È diventato così vorticoso il calcio dei nostri giorni,
in cui appuntamenti ed emozioni, polemiche e prodezze
si accavallano all'infinito, da indurci sempre
più spesso alla riscoperta di un tempo in cui tutto
aveva una scansione più umana, più congeniale a
una passione da assaporare anziché da trangugiare.
Cresce anche tra i giovani la curiosità per la memoria,
la domanda di personaggi che hanno segnato
altre epoche. Come quell'autentico fuoriclasse di
umanità che fu paròn Rocco.
A trent'anni dalla scomparsa, prematura non solo
per l'anagrafe ma per il vuoto lasciato in tutti i veri
amanti del calcio, Gigi Garanzini, che lo conobbe e
lo frequentò quando era ormai sul viale del tramonto,
ritorna sulle tracce dell'inimitabile allenatore
triestino. Un "viaggio nella memoria", come lo definisce
l'autore, che copre tutte le tappe della carriera
e le diverse città che lo hanno visto protagonista:
dalla sua Trieste, che amava di un amore non
poi del tutto ricambiato, a dispetto di un leggendario
secondo posto alle spalle del Grande Torino (mi
a Milàn son el comendatòr Nereo Rocco. A Trieste
son quel mona de bechér), a Padova, dove inserì
stabilmente la sua ciurma di "manzi" ai vertici del
calcio nazionale; dalla Milano rossonera dei grandi
trionfi euromondiali alle più sofferte esperienze
nella Torino granata e a Firenze. Un percorso in cui
un pizzico di commozione ruba di tanto in tanto la
scena all'allegria di fondo, al ricordo di tanti episodi
divertenti e curiosi, segnati da quelle battute
fulminanti che il paròn dispensava a piene mani,
dentro e fuori lo spogliatoio. Con quel suo irresistibile
slang triestino che allora, non certamente oggi,
non era particolarmente indicato ai minori.
A rievocare la figura di Rocco, si succedono le testimonianze
di molti personaggi noti - da Rivera
ad altri grandi campioni, ai suoi "figli" calcistici
Bearzot, Trapattoni e Cesare Maldini - e meno noti.
Una rivisitazione appassionata, ma mai agiografica,
che celebra le qualità del tecnico senza tacerne
qualche limite o gli episodi meno convincenti
(per esempio, l'ingeneroso abbandono di Lodetti
dopo anni di onorata carriera al Milan). Emergono,
soprattutto, le grandi doti umane del paròn, impareggiabile
nel creare lo spirito di squadra, con
la sua straripante e istrionica personalità, con la
sua capacità unica di dosare severità e complicità.
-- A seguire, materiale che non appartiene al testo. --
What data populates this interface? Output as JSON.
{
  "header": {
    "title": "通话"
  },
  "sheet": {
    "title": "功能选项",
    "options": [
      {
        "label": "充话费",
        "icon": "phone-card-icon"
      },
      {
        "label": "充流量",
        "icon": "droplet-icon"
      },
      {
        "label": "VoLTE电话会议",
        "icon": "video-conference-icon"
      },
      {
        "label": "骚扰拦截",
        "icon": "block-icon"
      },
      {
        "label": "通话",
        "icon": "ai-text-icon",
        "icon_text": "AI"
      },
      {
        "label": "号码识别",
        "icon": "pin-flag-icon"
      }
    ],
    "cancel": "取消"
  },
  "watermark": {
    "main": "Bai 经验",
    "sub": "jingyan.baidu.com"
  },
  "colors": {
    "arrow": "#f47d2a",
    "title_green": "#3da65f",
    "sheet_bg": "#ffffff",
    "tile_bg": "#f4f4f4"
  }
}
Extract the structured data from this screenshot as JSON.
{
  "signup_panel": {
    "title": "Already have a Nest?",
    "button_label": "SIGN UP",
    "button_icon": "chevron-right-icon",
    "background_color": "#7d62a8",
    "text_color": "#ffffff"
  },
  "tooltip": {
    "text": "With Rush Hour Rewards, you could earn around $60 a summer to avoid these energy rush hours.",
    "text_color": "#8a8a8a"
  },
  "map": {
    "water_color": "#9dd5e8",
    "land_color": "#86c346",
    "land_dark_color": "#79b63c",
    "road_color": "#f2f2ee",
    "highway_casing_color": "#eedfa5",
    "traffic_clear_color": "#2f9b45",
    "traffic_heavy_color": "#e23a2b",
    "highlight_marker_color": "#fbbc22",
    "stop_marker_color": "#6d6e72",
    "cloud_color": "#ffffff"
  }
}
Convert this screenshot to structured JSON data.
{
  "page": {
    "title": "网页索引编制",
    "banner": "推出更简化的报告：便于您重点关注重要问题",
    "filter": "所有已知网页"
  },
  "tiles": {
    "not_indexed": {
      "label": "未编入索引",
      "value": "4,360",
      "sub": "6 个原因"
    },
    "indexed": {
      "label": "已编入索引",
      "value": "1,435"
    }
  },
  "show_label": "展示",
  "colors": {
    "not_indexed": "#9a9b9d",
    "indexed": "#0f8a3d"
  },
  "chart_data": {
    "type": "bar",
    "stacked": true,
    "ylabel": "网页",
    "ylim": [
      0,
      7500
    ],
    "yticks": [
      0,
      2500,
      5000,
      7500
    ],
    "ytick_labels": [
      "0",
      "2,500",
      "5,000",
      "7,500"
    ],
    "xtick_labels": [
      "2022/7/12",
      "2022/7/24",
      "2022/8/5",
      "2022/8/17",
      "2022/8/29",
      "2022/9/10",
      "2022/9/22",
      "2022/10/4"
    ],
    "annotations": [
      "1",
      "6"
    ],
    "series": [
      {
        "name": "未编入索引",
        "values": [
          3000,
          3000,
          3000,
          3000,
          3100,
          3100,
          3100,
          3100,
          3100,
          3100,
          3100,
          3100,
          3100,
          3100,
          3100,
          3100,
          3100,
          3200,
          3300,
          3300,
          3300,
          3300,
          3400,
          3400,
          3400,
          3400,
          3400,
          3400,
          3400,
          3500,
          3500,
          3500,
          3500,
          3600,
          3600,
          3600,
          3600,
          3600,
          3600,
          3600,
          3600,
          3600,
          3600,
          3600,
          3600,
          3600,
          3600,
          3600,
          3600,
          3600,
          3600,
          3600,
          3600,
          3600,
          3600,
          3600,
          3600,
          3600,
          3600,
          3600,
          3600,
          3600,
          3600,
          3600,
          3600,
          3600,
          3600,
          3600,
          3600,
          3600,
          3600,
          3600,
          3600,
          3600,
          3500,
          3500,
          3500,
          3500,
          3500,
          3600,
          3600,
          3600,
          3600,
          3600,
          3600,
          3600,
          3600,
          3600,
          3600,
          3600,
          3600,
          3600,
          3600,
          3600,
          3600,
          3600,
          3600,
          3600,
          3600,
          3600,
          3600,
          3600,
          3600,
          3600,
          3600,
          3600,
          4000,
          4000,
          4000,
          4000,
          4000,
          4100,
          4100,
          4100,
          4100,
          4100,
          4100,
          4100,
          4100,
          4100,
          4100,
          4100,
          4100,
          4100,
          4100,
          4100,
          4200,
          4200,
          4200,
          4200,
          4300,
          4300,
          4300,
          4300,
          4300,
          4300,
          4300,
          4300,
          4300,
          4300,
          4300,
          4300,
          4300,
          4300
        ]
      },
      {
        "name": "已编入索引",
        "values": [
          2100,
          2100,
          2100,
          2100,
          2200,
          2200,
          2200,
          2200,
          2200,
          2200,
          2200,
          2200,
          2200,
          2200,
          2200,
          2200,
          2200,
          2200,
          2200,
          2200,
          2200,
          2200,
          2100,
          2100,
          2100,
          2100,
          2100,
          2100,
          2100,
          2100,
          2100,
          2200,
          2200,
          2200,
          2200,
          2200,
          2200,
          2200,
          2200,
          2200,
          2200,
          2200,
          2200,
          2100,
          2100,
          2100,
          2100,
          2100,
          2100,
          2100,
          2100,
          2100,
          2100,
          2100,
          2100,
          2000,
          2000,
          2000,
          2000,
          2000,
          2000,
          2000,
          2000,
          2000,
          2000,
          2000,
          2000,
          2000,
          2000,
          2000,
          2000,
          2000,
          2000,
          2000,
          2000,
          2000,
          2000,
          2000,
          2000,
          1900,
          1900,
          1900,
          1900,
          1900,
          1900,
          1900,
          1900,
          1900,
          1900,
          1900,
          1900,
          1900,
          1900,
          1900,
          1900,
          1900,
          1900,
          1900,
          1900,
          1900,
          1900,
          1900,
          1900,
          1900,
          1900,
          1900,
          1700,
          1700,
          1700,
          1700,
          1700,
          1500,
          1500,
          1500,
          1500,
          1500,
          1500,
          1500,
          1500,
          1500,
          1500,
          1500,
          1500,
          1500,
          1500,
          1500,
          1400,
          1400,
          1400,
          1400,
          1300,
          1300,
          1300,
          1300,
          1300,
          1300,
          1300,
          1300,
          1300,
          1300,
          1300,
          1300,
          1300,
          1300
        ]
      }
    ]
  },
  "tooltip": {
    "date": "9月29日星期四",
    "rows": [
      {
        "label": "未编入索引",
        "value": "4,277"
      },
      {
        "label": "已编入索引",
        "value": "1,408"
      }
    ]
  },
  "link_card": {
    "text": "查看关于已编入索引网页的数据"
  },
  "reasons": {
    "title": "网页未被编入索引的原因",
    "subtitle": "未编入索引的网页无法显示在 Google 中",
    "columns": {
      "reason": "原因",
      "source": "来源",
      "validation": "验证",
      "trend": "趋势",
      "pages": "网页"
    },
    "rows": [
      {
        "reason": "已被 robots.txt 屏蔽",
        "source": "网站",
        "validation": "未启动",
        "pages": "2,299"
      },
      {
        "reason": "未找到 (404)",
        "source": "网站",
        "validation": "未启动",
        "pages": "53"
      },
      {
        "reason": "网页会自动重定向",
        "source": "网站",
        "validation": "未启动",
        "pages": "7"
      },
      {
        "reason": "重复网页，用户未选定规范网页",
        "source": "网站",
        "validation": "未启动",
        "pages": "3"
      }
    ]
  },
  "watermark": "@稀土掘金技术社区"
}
Lo spogliatoio come una famiglia. Un caposaldo,
questo, cui rimase fedele in una squadra de poareti
come nel Milan delle grandi stelle. Senza però
che le qualità umane facessero ombra alla sua
competenza tecnica, spesso disconosciuta da "certi
imbonitori di oggi", come li definisce l'autore, che
pretendono "d'aver inventato il calcio".
Per tutti gli innamorati del pallone, al di là delle
bandiere d'appartenenza, scoprire (o riscoprire)
quest'autentica commedia umana equivale a disertare
il fast food di tutti i giorni per ritrovare l'atmosfera
e la genuinità di certe osterie, ultimi avamposti
di resistenza alimentare, umana e pallonara.
Che erano già allora i rifugi più sicuri del paròn.
Editore: Mondadori
Anno: 2009
Collana:Strade blu
Pagine: 216
Formato: 15,0 x 21,0
Legatura:brossura con alette
Prezzo: 16.00 €
ISBN: 978880458827
Stato: In lavorazione
Gigi Garanzini è un piemontese del Nord trapiantato nel Piemonte del Sud, sulle colline del Barolo. Delle tante avventure giornalistiche e televisive conserva ricordi più o meno grati: ne rimpiange una soltanto, quella della "Voce" di Montanelli. Si consola conversando di calcio e dintorni a Radio24, e di vino e pallone a Sky Sport. Ha pubblicato per Baldini Castoldi Dalai Il romanzo del vecio (1997) dedicato a Enzo Beazot e Nereo Rocco. La leggenda del Paròn (1999). Con E continuano a chiamarlo calcio (Mondadori 2007), ha riscoperto alla soglia dei sessant'anni il faticoso piacere della scrittura.